Prozess wegen Vergewaltigung Mann verurteilt „gewisse Respektlosigkeit“ seiner Ehefrau
Abdul A. schaut an diesem Dienstag mit wehmütigem Blick in den Saal. So, als wisse er nicht, warum er eigentlich auf der Anklagebank des Berliner Landgerichts sitzt. Später wird er sagen, es sei ihm nicht bewusst, dass er etwas Falsches getan habe.
Der 34-jährige syrische Familienvater wird beschuldigt, seine Ehefrau mehrfach vergewaltigt und misshandelt und seinen drei Jahre alten Sohn geschlagen und getreten zu haben. Sieben Taten wirft ihm die Anklage von Januar bis April dieses Jahres vor.
Abdul A. ist vor vierzehn Monaten über die Balkanroute von Syrien nach Deutschland geflohen, und mit seiner Frau und den drei Kindern in einer Flüchtlingsunterkunft in Schöneberg untergekommen. Zu den vier vorgeworfenen Vergewaltigungen habe ihr Mandant eine differenzierte Betrachtungsweise, sagt die Anwältin des Angeklagten in einer ersten Erklärung. Später wird Abdul A. die Taten bestreiten und vor Gericht angeben, dass es im Flüchtlingsheim stets Sex nach den Wünschen seiner Frau und nie gegen deren Willen gegeben habe.
Obwohl ein Ehemann aus seiner Sicht von seiner Frau Sex verlangen dürfe.
Seinen Sohn, so sagt er, habe er vor dem Speisesaal auch nicht absichtlich auf den Boden geworfen, wie es in der Anklage heißt. Das Kind sei ihm aus den Händen geglitten.

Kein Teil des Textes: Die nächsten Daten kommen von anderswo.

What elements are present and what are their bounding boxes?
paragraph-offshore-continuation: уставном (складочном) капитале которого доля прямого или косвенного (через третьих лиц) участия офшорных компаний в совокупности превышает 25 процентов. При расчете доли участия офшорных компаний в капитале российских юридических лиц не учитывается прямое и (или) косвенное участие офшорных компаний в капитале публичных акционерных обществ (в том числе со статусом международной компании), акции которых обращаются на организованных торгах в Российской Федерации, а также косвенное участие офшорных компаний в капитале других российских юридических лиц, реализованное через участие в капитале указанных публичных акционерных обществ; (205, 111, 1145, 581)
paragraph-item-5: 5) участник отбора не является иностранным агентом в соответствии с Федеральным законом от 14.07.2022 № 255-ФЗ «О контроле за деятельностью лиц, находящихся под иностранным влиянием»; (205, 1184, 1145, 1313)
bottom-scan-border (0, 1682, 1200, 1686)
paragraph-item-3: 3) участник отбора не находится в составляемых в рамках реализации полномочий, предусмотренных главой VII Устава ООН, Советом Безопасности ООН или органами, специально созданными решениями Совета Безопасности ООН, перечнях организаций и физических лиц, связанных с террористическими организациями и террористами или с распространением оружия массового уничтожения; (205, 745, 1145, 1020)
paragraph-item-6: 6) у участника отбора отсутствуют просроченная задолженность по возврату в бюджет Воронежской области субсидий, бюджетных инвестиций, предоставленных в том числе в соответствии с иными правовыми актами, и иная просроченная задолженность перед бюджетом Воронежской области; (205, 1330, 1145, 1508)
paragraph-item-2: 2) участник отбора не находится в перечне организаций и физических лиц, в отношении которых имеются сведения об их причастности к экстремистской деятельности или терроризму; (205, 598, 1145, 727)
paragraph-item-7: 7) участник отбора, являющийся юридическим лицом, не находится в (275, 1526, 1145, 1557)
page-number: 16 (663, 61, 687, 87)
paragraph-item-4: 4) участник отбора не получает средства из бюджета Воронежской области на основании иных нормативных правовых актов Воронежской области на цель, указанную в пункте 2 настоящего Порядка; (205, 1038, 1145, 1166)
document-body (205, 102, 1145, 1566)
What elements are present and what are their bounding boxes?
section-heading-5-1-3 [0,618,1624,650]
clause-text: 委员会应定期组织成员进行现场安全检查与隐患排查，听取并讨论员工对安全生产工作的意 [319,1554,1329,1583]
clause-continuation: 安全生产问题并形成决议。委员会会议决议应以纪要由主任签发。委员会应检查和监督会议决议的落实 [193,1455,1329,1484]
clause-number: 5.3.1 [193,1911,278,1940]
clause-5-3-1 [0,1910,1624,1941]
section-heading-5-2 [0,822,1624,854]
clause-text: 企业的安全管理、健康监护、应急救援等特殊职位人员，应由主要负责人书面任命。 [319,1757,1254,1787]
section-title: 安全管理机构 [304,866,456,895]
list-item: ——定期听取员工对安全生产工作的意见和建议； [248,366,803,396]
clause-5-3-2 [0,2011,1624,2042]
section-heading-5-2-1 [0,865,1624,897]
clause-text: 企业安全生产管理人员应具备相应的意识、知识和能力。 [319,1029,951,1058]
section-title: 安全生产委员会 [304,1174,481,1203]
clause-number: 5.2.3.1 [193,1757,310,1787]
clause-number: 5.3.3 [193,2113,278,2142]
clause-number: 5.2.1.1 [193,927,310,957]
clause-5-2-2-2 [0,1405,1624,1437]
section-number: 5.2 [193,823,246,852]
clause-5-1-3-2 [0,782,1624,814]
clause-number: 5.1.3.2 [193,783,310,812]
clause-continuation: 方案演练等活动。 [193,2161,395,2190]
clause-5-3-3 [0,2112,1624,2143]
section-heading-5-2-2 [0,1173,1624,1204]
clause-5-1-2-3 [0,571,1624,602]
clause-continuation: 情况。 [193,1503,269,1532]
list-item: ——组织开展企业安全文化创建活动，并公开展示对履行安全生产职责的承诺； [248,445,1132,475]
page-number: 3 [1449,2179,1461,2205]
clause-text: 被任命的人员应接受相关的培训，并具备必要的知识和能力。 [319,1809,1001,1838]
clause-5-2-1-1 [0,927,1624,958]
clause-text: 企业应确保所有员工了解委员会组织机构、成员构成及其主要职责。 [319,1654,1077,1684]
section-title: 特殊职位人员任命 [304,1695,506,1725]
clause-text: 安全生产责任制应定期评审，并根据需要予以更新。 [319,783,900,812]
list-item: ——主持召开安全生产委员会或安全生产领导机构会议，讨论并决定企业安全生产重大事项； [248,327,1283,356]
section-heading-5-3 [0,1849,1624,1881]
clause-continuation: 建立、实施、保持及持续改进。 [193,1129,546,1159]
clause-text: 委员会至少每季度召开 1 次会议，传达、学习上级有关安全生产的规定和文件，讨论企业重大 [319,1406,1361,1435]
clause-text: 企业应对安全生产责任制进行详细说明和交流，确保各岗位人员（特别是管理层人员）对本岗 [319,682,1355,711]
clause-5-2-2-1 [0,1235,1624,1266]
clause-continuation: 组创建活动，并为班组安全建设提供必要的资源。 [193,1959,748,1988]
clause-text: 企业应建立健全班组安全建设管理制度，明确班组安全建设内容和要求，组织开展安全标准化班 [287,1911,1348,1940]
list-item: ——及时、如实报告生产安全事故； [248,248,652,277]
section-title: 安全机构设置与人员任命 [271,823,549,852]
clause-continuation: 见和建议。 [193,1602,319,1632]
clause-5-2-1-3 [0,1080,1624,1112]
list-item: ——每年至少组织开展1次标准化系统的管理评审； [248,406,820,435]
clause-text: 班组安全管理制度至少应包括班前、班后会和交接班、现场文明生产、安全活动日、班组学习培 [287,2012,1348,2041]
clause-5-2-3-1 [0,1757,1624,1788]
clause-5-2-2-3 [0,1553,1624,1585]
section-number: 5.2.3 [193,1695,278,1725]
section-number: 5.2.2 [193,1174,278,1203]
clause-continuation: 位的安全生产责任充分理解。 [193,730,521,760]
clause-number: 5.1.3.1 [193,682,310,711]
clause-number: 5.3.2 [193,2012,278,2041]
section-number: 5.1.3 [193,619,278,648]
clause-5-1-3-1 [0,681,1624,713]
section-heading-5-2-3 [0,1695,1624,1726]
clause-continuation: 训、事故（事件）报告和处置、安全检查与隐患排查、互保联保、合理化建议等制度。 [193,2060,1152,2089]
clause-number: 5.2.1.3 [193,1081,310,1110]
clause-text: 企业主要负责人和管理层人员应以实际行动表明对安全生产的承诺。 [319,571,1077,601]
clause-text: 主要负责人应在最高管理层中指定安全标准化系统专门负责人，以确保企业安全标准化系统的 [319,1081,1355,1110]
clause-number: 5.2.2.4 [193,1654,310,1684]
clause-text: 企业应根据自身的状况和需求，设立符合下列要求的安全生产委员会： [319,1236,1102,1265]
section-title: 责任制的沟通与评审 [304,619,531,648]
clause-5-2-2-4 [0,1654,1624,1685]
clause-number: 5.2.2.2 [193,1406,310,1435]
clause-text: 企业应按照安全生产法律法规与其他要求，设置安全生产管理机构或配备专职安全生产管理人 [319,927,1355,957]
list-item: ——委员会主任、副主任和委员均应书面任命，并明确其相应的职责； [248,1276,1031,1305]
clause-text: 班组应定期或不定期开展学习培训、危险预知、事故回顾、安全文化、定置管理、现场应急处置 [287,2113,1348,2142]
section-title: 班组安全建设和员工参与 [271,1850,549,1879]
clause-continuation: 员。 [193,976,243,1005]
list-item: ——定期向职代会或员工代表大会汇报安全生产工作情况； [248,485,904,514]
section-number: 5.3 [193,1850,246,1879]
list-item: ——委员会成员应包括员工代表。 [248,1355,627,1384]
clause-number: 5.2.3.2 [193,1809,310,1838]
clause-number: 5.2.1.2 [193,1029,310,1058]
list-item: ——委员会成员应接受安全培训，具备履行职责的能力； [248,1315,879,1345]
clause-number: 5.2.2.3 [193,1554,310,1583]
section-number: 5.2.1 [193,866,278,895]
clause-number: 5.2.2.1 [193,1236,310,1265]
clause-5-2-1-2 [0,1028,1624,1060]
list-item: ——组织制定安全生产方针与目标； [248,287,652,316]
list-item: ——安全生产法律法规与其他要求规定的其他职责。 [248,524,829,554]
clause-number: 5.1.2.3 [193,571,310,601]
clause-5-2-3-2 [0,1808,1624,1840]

Seit April in Untersuchungshaft
Lediglich die Misshandlung seiner Ehefrau im Görlitzer Park Ende April dieses Jahres gibt der Angeklagte zu. Er habe sie dort verprügelt, weil er die von ihr angesprochene Trennung nicht habe akzeptieren können. Im Park soll ihm seine Ehefrau von einem anderen Mann erzählt haben. Noch vor Ort war Abdul A. festgenommen worden, einen Tag später erging Haftbefehl, seitdem sitzt er in Untersuchungshaft.
Abdul A. spricht von der Enge des einen Zimmers im Flüchtlingsheim, in dem die fünfköpfige Familie leben musste, von den dünnen Wänden, von der Angst um seine restliche Familie, die noch immer in Syrien ausharre. Er spricht davon, wie sich seine Frau hier in Deutschland verändert habe. Wie sie zu Feierlichkeiten im Heim habe gehen wollen, während Verwandte in der Heimat starben. Sie habe sich immer mehr getraut, ihre Grenzen zu überschreiten, erklärt der Angeklagte. Abdul A. spricht von einer „gewissen Respektlosigkeit“, die seine Frau ihm gegenüber gezeigt habe. Er sagt, seine Ehefrau sei kein Einzelfall.
Als die 25-jährige Ehefrau des Angeklagten als Zeugin gehört wird, ist die Öffentlichkeit ausgeschlossen. Das Verfahren wird fortgesetzt.